複雑で一口には言えないんですけど、今の子どもがお医者さんになる頃はだいぶよくなっているんじゃないですか。いろんな人が、何とかしなきゃと思い始めていますから。その点、医療に関して一番遅れているのはメディアですね。メディアがとらえられていない医療の問題を、医師の側も、それから政治家、官僚、法曹関係の人たちも、患者の側でさえも非常に意識的で、すごく突っ込んだ論議をしていますよ。ただ、それをメディアが伝えていないから、一般の人には分からないのです。医療は非常に危機的なんですけれども、何とかしなきゃというムーブメントはあるんですよね。それが一番大事で、何年後にどうなるかっていうことは分からないですけど、国民的な合意があるかがだいたいの問題で、何とかしなければという合意はあると思いますよ。

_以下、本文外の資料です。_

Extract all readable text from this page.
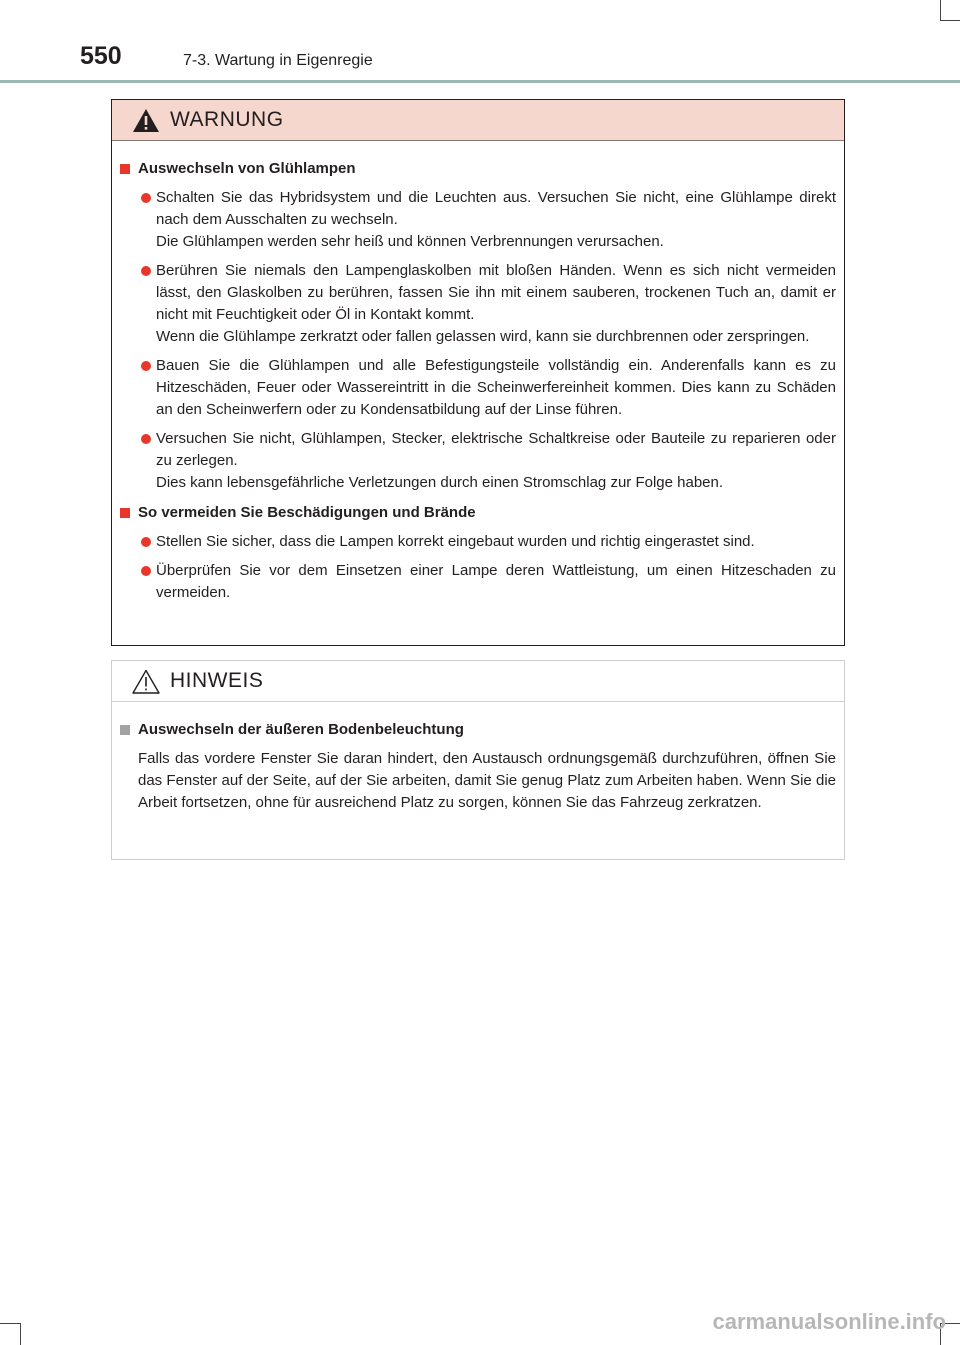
550	7-3. Wartung in Eigenregie
WARNUNG
Auswechseln von Glühlampen

Schalten Sie das Hybridsystem und die Leuchten aus. Versuchen Sie nicht, eine Glühlampe direkt nach dem Ausschalten zu wechseln.

Die Glühlampen werden sehr heiß und können Verbrennungen verursachen.

Berühren Sie niemals den Lampenglaskolben mit bloßen Händen. Wenn es sich nicht vermeiden lässt, den Glaskolben zu berühren, fassen Sie ihn mit einem sauberen, trockenen Tuch an, damit er nicht mit Feuchtigkeit oder Öl in Kontakt kommt.

Wenn die Glühlampe zerkratzt oder fallen gelassen wird, kann sie durchbrennen oder zerspringen.

Bauen Sie die Glühlampen und alle Befestigungsteile vollständig ein. Anderenfalls kann es zu Hitzeschäden, Feuer oder Wassereintritt in die Scheinwerfereinheit kommen. Dies kann zu Schäden an den Scheinwerfern oder zu Kondensatbildung auf der Linse führen.

Versuchen Sie nicht, Glühlampen, Stecker, elektrische Schaltkreise oder Bauteile zu reparieren oder zu zerlegen.

Dies kann lebensgefährliche Verletzungen durch einen Stromschlag zur Folge haben.

So vermeiden Sie Beschädigungen und Brände

Stellen Sie sicher, dass die Lampen korrekt eingebaut wurden und richtig eingerastet sind.

Überprüfen Sie vor dem Einsetzen einer Lampe deren Wattleistung, um einen Hitzeschaden zu vermeiden.

HINWEIS
Auswechseln der äußeren Bodenbeleuchtung

Falls das vordere Fenster Sie daran hindert, den Austausch ordnungsgemäß durchzuführen, öffnen Sie das Fenster auf der Seite, auf der Sie arbeiten, damit Sie genug Platz zum Arbeiten haben. Wenn Sie die Arbeit fortsetzen, ohne für ausreichend Platz zu sorgen, können Sie das Fahrzeug zerkratzen.

carmanualsonline.info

とりあえず何とかしなきゃと思わないと、誰も何もしないですからね。今のままではいけないと思う人がどれだけ増えるかというのが、問題を解決するための前提になるんじゃないですかね。ただ、子どもは、医療の現状とか、福祉の現状とかについて、あまり考えないほうがいいですよ。本当に自分に向いているのかなと思ったら、やってみればいいんじゃないですかね。

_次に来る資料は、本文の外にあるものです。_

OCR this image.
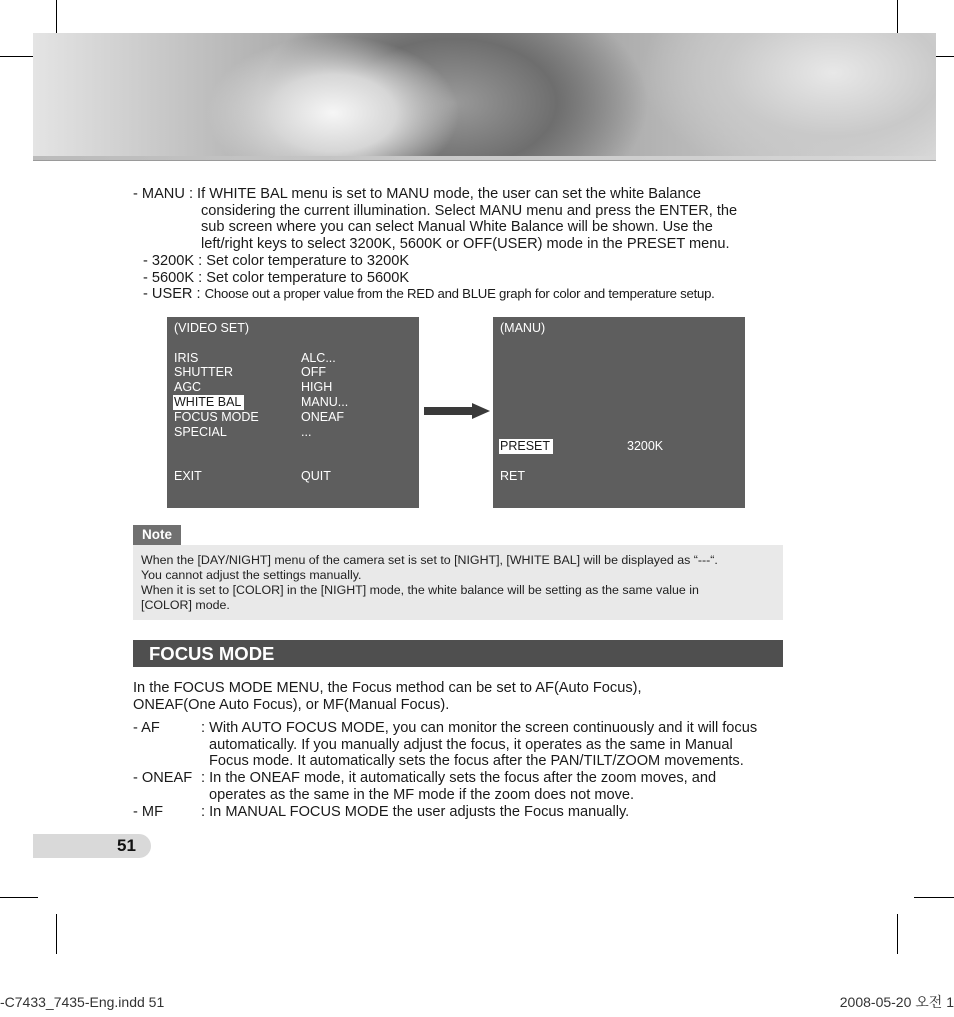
- MANU : If WHITE BAL menu is set to MANU mode, the user can set the white Balance
considering the current illumination. Select MANU menu and press the ENTER, the
sub screen where you can select Manual White Balance will be shown. Use the
left/right keys to select 3200K, 5600K or OFF(USER) mode in the PRESET menu.
- 3200K : Set color temperature to 3200K
- 5600K : Set color temperature to 5600K
- USER : Choose out a proper value from the RED and BLUE graph for color and temperature setup.
(VIDEO SET)
IRIS	ALC...
SHUTTER	OFF
AGC	HIGH
WHITE BAL	MANU...
FOCUS MODE	ONEAF
SPECIAL	...
EXIT	QUIT
(MANU)
PRESET	3200K
RET
Note
When the [DAY/NIGHT] menu of the camera set is set to [NIGHT], [WHITE BAL] will be displayed as “---“.
You cannot adjust the settings manually.
When it is set to [COLOR] in the [NIGHT] mode, the white balance will be setting as the same value in
[COLOR] mode.
FOCUS MODE
In the FOCUS MODE MENU, the Focus method can be set to AF(Auto Focus),
ONEAF(One Auto Focus), or MF(Manual Focus).
- AF	: With AUTO FOCUS MODE, you can monitor the screen continuously and it will focus
automatically. If you manually adjust the focus, it operates as the same in Manual
Focus mode. It automatically sets the focus after the PAN/TILT/ZOOM movements.
- ONEAF : In the ONEAF mode, it automatically sets the focus after the zoom moves, and
operates as the same in the MF mode if the zoom does not move.
- MF	: In MANUAL FOCUS MODE the user adjusts the Focus manually.
51
-C7433_7435-Eng.indd 51	2008-05-20 오전 1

勉強というのは、ちょっと見大変だけれども、本当はすごく面白い
教育も、これ以上は悪くならないなんじゃないですかね。悪くなっているのかどうかも僕はよくわからないんですけど、例えば戦前よりはいいでしょう。だから、大きなスパンで見ると、教育はそんなに悪くなっているような気がしないんですよね。ただ、一つ言えるのは、中国みたいな国に比べると、勉強に対する意欲がやはり落ちているのかなという気がしますね。子どもの側から、なんで勉強しなきゃいけないんだという質問が出るというのは社会の敗北ですからね。勉強というのは、ちょっと見大変だけれども、本当はすごく面白くてね。知識が身についていく過程って、すごく、自分にとっても充実感があることで、かつ社会に出るときに、教育があるとすごく有利だ、みたいなアナウンスメントっていうのは、自然に刷り込まれるはずなんですよ。それがない国、それがないまま成熟しちゃった社会っていうのは、だめといえばだめなんですけど。ただ、戦前よりはいいですからね。